After three up and down seasons with the Seattle Seahawks, Graham signed a three-year, $30 million contract with Green Bay in 2018. The team hoped Graham could recapture his All-Pro form at the receiving end of Aaron Rodgers’ passes. That didn’t happen.

In 2018, Graham averaged fewer than 40 receiving yards per game for the third time in his career. He finished the season with 55 receptions for 636 yards and a career-low two touchdowns.
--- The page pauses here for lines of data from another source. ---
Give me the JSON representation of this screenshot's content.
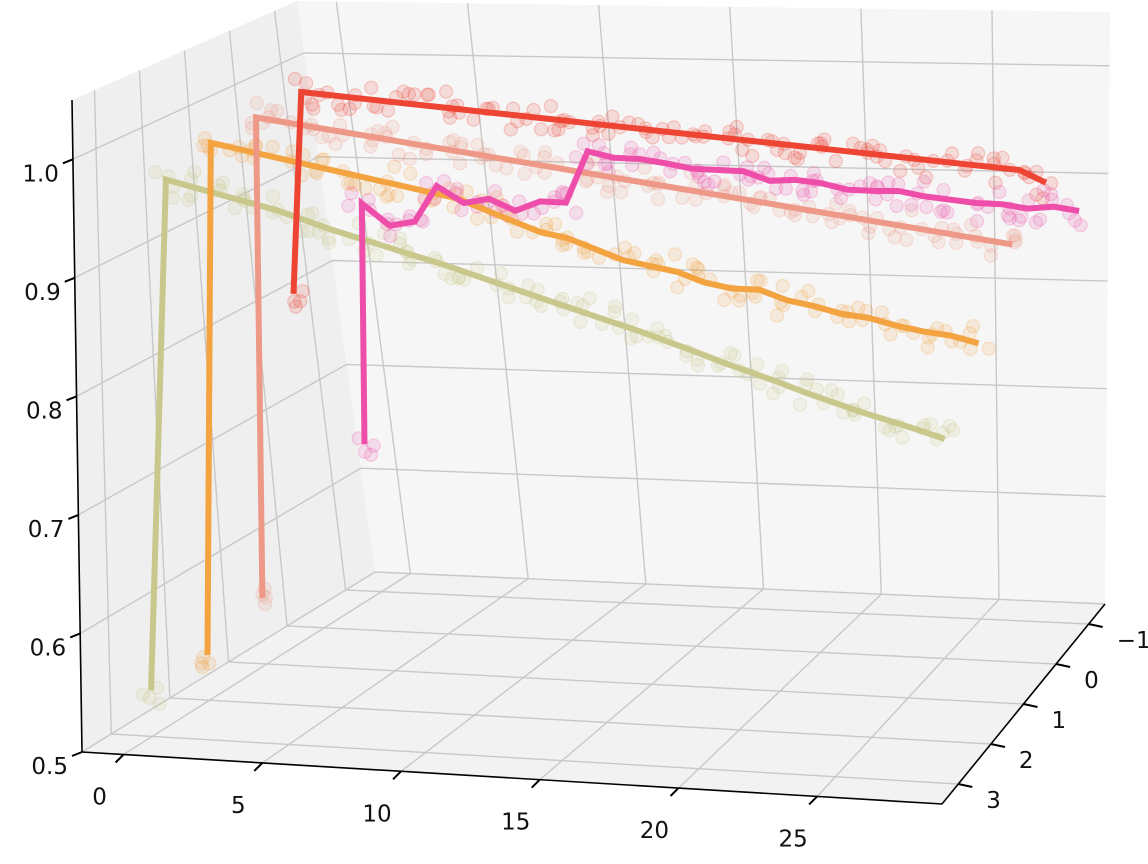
{
  "chart_data": {
    "type": "line",
    "title": "",
    "xlabel": "",
    "ylabel": "",
    "zlabel": "",
    "x_ticks": [
      "0",
      "5",
      "10",
      "15",
      "20",
      "25"
    ],
    "y_ticks": [
      "−1",
      "0",
      "1",
      "2",
      "3"
    ],
    "z_ticks": [
      "0.5",
      "0.6",
      "0.7",
      "0.8",
      "0.9",
      "1.0"
    ],
    "xlim": [
      -1.5,
      29.5
    ],
    "ylim": [
      -1.5,
      3.5
    ],
    "zlim": [
      0.5,
      1.05
    ],
    "grid": true,
    "scatter_alpha": 0.15,
    "series": [
      {
        "color": "#ee4433",
        "y": 0,
        "values": [
          0.81,
          1.0,
          1.0,
          1.0,
          1.0,
          1.0,
          1.0,
          1.0,
          1.0,
          1.0,
          1.0,
          1.0,
          1.0,
          1.0,
          1.0,
          1.0,
          1.0,
          1.0,
          1.0,
          1.0,
          1.0,
          1.0,
          1.0,
          1.0,
          1.0,
          1.0,
          1.0,
          1.0,
          1.0,
          0.99
        ]
      },
      {
        "color": "#ee9988",
        "y": 1,
        "values": [
          0.56,
          1.0,
          1.0,
          1.0,
          1.0,
          1.0,
          1.0,
          1.0,
          1.0,
          1.0,
          1.0,
          1.0,
          1.0,
          1.0,
          1.0,
          1.0,
          1.0,
          1.0,
          1.0,
          1.0,
          1.0,
          1.0,
          1.0,
          1.0,
          1.0,
          1.0,
          1.0,
          1.0,
          1.0,
          1.0
        ]
      },
      {
        "color": "#f4a341",
        "y": 2,
        "values": [
          0.54,
          1.0,
          1.0,
          1.0,
          1.0,
          1.0,
          1.0,
          1.0,
          1.0,
          1.0,
          1.0,
          0.995,
          0.99,
          0.985,
          0.985,
          0.98,
          0.975,
          0.975,
          0.975,
          0.97,
          0.97,
          0.975,
          0.97,
          0.97,
          0.968,
          0.97,
          0.968,
          0.968,
          0.97,
          0.968
        ]
      },
      {
        "color": "#c8c88c",
        "y": 3,
        "values": [
          0.54,
          0.99,
          0.99,
          0.99,
          0.99,
          0.99,
          0.988,
          0.986,
          0.985,
          0.984,
          0.983,
          0.982,
          0.98,
          0.978,
          0.976,
          0.974,
          0.972,
          0.97,
          0.968,
          0.965,
          0.962,
          0.958,
          0.955,
          0.952,
          0.948,
          0.945,
          0.942,
          0.94,
          0.938,
          0.935
        ]
      },
      {
        "color": "#ee4ea9",
        "y": -1,
        "values": [
          0.64,
          0.87,
          0.85,
          0.855,
          0.89,
          0.875,
          0.88,
          0.87,
          0.88,
          0.88,
          0.93,
          0.925,
          0.925,
          0.922,
          0.918,
          0.918,
          0.918,
          0.91,
          0.912,
          0.91,
          0.905,
          0.905,
          0.906,
          0.902,
          0.9,
          0.898,
          0.898,
          0.895,
          0.898,
          0.895
        ]
      }
    ]
  }
}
Graham sunk even lower this past season, producing only 38 receptions, 447 yards, and three scores.

The Packers could wiggle their way out from under Graham’s contract this offseason at the cost of $3,666,668 in dead cap.

2. Martellus Bennett, TE

Graham might be disappointing, but Bennett’s signing backfired in humiliating fashion. He made a strong case for the top spot on this list.

The Dallas Cowboys drafted Bennett in the second round of the 2008 NFL Draft. Bennett flunked out of Dallas after four seasons and spent one mildly productive season with the New York Giants before joining Chicago. Bennett flourished with the Bears, and he made the Pro Bowl in 2014.

After three seasons, Bennett joined the New England Patriots and won a Super Bowl in 2016. He finished the season with 55 receptions, 701 yards, and seven touchdowns.

The Packers expected a borderline Pro Bowler when they signed Bennett to a three-year deal worth $20.25 million in 2017. Instead, Bennett didn’t last a season. The team waived him on November 8, and Bennett retired after the season. He recorded 24 receptions and 233 yards in seven games with Green Bay.

1. Joe Johnson, DE

During the 2002 offseason, the Packers swung and missed hard on Johnson. The 14th overall pick in the 1997 NFL Draft, Johnson developed into a Pro Bowl player by his mid-20s. While he missed the entire 1999 season with a knee injury, Johnson tallied 44 sacks in the six years before he joined in Green Bay.

Johnson recovered well from his knee injury, winning Comeback Player of the Year in 2000. He recorded a career-high 12 sacks and made his second Pro Bowl. Johnson followed arguably his best season with a nine-sack performance in 2001. The Packers jumped at the chance to sign the Louisville product.

Green Bay signed Johnson to a six-year, $33 million deal that came with a $6.5 million signing bonus. Over the next two seasons, Johnson appeared in only 11 games and managed just two sacks. The Packers tossed him aside after the 2003 season.